Despite the significant impacts on women, whether in agriculture or other fields, their circumstances are rarely taken into account in the global discussions of adaptation to climate change. High hopes are being placed on November 14, which is when Egypt, the COP27 host country, will be discussing gender and climate change.
High Expectation from Gender day at COP 27
“We hope that day will come out with measures in favor of empowering women to adapt to climate change. This matter has become an urgent necessity for several reasons,” says Dr. Sawsan Al-Awadi, an environmental expert and director of the NAJMA project which trains women in setting up environmentally friendly projects.
“Without rehabilitation and awareness of the surrounding environment and knowing how to deal with resources already becoming scarce, women will not survive in light of climatic disasters,” Al-Awadi added.
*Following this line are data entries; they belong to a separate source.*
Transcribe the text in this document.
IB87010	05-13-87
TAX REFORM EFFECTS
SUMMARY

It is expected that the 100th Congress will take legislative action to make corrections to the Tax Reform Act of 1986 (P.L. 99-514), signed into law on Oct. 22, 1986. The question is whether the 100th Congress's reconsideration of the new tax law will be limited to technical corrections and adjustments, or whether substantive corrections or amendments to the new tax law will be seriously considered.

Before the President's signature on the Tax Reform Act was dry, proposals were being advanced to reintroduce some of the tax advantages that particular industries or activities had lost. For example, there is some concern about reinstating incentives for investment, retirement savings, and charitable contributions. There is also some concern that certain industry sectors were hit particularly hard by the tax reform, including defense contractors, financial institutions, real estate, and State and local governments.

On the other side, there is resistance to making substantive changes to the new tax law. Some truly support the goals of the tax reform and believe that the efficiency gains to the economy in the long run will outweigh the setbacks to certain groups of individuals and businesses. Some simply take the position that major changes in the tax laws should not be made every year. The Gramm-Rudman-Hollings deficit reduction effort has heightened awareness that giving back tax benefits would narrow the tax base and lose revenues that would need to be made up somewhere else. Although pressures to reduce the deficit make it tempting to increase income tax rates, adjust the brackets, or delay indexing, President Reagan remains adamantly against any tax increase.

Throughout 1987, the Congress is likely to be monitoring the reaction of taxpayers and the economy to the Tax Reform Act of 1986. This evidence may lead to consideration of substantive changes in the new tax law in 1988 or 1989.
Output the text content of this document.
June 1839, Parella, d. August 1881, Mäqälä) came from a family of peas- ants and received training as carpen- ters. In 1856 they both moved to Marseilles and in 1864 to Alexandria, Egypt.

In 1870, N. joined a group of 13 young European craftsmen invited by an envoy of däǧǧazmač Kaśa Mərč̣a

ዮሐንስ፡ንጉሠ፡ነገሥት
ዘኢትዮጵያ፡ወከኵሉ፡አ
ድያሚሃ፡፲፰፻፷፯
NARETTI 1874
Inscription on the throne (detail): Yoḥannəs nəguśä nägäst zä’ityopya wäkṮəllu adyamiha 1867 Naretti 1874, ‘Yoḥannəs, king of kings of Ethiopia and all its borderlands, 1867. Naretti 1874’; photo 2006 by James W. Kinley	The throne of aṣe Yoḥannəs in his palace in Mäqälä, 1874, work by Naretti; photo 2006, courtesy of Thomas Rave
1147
“Working towards climate justice also requires delving into these traditions, and setting a fair number of working hours for women, we need to delve into the primitive customs that deprive women farmers of owning their land and setting a fair number of working hours, especially since in those such countries, women also bear the burden of the home and raising children.”Dr. Sawsan Al-Awadi, an environmental expert and director of the NAJMA
On this Gender day at COP 27, several conversations are expected to take place through the gender lens across climate finance, COVID-19, and just transitioning away from coal, amongst others. A session is also dedicated specifically for African women and climate change realities.
Al-Awadi also points towards the need of acknowledging the customs and traditions in Egypt that deprive women from owning land through inheritance in their name, despite a law for it.
“Working towards climate justice also requires delving into these traditions, and setting a fair number of working hours for women, we need to delve into the primitive customs that deprive women farmers of owning their land and setting a fair number of working hours, especially since in those such countries, women also bear the burden of the home and raising children,” Al-Awadi concluded.
“I expect that during Gender Day, the focus will be on the social reasons that put women in front of the cannons in the face of climate change. I also expect that more funding will be allocated to projects that help empower women,” Al-Awadi added. “We also hope to see more funding for projects that empower women and take into account gender in climate adaptation plans.”